First Principles, Last

LLM inference infrastructure is one of the few places in modern software engineering where the gap between "it works" and "it works efficiently" translates directly into millions of dollars a year. A fleet running at 40% utilization with naive batching and no KV cache optimization is not a failing system - it serves requests, passes health checks, and looks fine on dashboards. It is just paying 3× what it needs to.

Most of the levers in this guide are not new ideas. Quantization, batching, caching, parallelism - these concepts predate LLMs. What is new is the specific way they interact in autoregressive generation: the prefill/decode duality, the quadratic KV cache growth with context length, the memory-bandwidth bottleneck that makes batch size the primary throughput lever rather than clock speed. Understanding these interactions, sequencing the decisions correctly, and measuring at each step is where most production deployments leave significant efficiency on the table - not because the engineers are inexperienced, but because the system is genuinely complex and the interactions are non-obvious until you have seen them in production.
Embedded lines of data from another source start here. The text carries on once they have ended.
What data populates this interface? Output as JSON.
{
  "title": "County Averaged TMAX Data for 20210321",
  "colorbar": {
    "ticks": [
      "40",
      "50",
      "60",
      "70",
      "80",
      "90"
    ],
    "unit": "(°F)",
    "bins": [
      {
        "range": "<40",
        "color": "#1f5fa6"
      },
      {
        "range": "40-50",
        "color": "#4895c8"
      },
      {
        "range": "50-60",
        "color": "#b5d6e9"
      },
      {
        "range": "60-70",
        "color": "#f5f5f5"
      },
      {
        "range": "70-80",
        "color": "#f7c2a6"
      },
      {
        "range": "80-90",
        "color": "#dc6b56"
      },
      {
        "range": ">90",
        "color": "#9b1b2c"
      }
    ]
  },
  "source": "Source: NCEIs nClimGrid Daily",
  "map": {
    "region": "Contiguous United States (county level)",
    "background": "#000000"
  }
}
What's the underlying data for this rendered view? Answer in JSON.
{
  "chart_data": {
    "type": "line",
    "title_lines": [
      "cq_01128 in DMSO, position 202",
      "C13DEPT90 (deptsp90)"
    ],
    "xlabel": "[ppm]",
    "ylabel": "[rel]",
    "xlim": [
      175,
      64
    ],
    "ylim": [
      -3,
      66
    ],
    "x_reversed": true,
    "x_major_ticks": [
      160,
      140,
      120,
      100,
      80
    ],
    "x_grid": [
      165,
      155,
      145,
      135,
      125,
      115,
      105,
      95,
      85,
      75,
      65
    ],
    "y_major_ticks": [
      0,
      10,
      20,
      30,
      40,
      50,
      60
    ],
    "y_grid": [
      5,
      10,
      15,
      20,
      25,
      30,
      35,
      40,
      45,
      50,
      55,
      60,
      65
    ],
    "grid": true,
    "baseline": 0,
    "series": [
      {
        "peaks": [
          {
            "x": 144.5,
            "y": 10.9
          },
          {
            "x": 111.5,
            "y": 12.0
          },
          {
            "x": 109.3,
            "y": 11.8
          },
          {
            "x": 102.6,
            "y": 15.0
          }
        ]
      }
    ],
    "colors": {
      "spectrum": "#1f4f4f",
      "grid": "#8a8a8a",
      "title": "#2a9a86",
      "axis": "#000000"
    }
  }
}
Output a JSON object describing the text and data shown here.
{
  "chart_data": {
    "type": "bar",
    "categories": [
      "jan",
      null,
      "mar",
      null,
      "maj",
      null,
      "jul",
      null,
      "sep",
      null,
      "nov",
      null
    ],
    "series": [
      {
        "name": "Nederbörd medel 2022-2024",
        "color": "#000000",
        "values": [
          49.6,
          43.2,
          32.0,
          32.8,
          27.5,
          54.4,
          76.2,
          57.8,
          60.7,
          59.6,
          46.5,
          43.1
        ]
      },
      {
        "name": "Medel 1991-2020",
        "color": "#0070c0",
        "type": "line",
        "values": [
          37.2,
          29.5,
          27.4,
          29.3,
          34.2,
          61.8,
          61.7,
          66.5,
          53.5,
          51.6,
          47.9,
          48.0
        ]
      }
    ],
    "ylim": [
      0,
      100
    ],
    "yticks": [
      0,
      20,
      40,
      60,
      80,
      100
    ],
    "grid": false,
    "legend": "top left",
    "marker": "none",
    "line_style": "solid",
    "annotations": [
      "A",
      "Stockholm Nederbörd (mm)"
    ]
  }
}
The field will keep moving fast. New model architectures will change the memory math - Mixture-of-Experts already did, and whatever comes next will too. New hardware generations will shift the roofline ridge point and reopen hardware selection decisions that felt settled. New serving patterns will emerge the way disaggregated prefill-decode did - from a research paper to a production default in under two years. Specific numbers in this guide will age: GPU specs, framework defaults, benchmark results. Some already have between when sections were drafted and when you are reading this.

What does not age is the reasoning framework. The roofline model will correctly characterize any GPU workload regardless of the hardware generation. The four-component memory formula will correctly bound any transformer model regardless of its architecture. Little's Law will correctly describe any queuing system regardless of the serving framework. The latency-throughput curve will have a knee on any finite hardware system regardless of how much the knee moves rightward with each optimization. These are not LLM-specific insights - they are physics and queueing theory applied to a specific domain. They will outlast every framework version and hardware generation covered in this guide.

This guide is a starting point, not a finishing line. What stays constant is the value of reasoning from first principles: characterize the workload, understand the constraints, measure empirically, and size from data. Hopefully this guide makes that a little more principled.